Venise, 2 novembre 2021 – Boîtes, plaques et acétates. Images historiques d'une Venise qui n'existe plus, d'événements et de fêtes, du Festival international du film aux concerts du théâtre La Fenice. Des images en noir et blanc d'inaugurations et de vernissages qui ont marqué l'histoire d'une ville qui cette année fête son 1600ème anniversaire. Des aperçus de la vie quotidienne jalousement gardés dans des archives photographiques qui nous permettent de revoir Venise entre les années 1920 et 1990 grâce aux photos capturés par l'objectif du photographe Pietro Giacomelli, qui sont ensuite devenus partie intégrante du patrimoine artistique de la ville de Venise grâce au Fondo fotografico Giacomelli.
Dans ce cas, l'histoire de Venise se mélange avec l'histoire de la famille Giacomelli, une dynastie de photographes qui ont capturé, avec leurs appareils, la naissance d'événements importants dans la Venise d'aujourd'hui. Tout a commencé à la fin du dix-neuvième siècle, quand Giacomo Giacomelli, un irrédentiste de Trieste, s'est réfugié à Venise pour échapper aux autorités policières des Habsbourg : ici, après une période d'apprentissage, il a repris l'atelier déjà établi de Domenico Contarini à San Moisé.
À sa mort, son fils Pietro, né en 1892, se met au travail, transformant l’atelier en une entreprise connue dans tout le monde. Ami de la famille royale italienne, dont il était également le photographe officiel, et des personnalités les plus éminentes et les plus influentes de l'industrie et de la culture, comme Giovanni Colpi, il est parvenu à s'assurer des services photographiques très importants pour celle époque-là. En effet, pendant les vingt ans du fascisme, Venise se trouvait au centre d’un processus de transformation urbaine et économique jamais connu auparavant : Giacomelli a ainsi pu documenter, par exemple, la construction du nouveau Ponte degli Scalzi sur le Grand Canal, la construction du nouveau Ponte littorio entre Venise et la terre ferme, mais aussi la naissance et la formation de la nouvelle zone industrielle de Porto Marghera et de son quartier urbain, les profondes transformations en direction du tourisme et des hôtels sur le Lido et, exclusivement, les nouveaux événements culturels importants de la Biennale, le cinéma et l'art.

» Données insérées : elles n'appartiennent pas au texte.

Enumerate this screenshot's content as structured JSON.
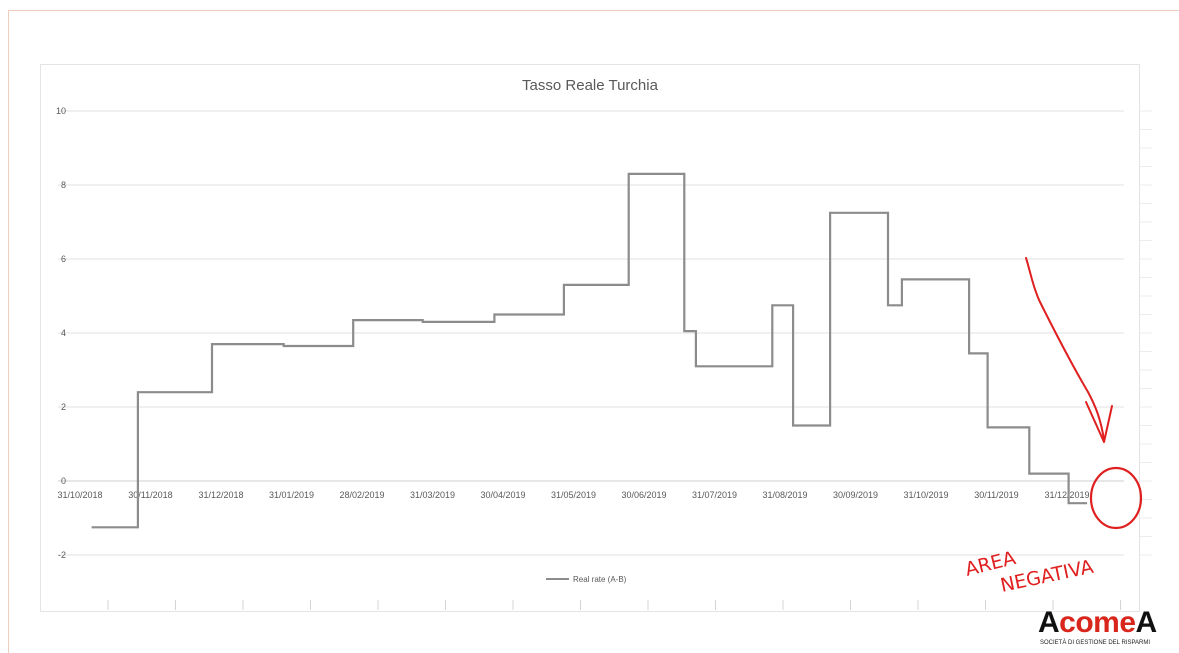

Outre l’atelier de Campo San Moisé, où les images étaient développées, imprimées et archivées, l’entreprise disposait également d'une agence photographique qui travaillait avec l'Ente nazionale per il turismo (en français : Office national du tourisme) pour envoyer les tirages des sites et attractions vénitiens dans le monde entier.
À la mort soudaine de Pietro Giacomelli en 1939, l'entreprise, qui continue malgré les années difficiles de la guerre, est hérédité par sa fille Vera. En 1955, l'atelier s'installe à la Frezzeria, près de la place Saint-Marc, où il restera jusqu'à sa fermeture définitive en 2001, après des années de gestion par Gianni Giacomelli, le frère de Vera, et ses fils.
Ce qui reste aujourd'hui est un trésor de souvenirs : plus de deux cent mille négatifs de différents formats sont conservés dans les archives historiques Celestia de la mairie de Venise. Ils proviennent du Fondo fotografico Giacomelli, acquis par la mairie de Venise en 1995, qui contient la majeure partie du matériel produit par la "Reale Fotografia Giacomelli".
Dans les archives Celestia, les matériaux de la collection photographique sont réceptionnés et traités, puis archivés et mis à disposition dans Album di Venezia. Souvent, on tombe sur des surprises historiques inattendues, comme quand de l'émulsion d'une plaque émerge, avec une excellente définition, un aperçu d'un paysage qui rappelle la vie quotidienne d'une lointaine période vénitienne.
C'est ce qui s'est passé lorsque le négatif d'une vue vénitienne familière, le tronçon de la Strada Nuova où se trouve aujourd'hui l'entrée du Centre culturel européen, a refait surface à l'intérieur d'une ancienne boîte d'assiettes consacrée aux œuvres d'art de l'antiquaire vénitien Minerbi. La photo de 1928 de Giacomelli représente clairement la porte d'entrée du Palazzo Mora, l'ancienne demeure de l'antiquaire Minerbi, mais surtout le mur situé à sa gauche, démoli il y a de nombreuses années mais qui, dans les années 1920, offrait aux Vénitiens les informations sur les programmes des théâtres et des cinémas de la ville. C’est ainsi que, à travers l'émulsion intacte d'une vieille plaque, on peut s'immerger dans un horizon lointain et varié de productions et d'artistes.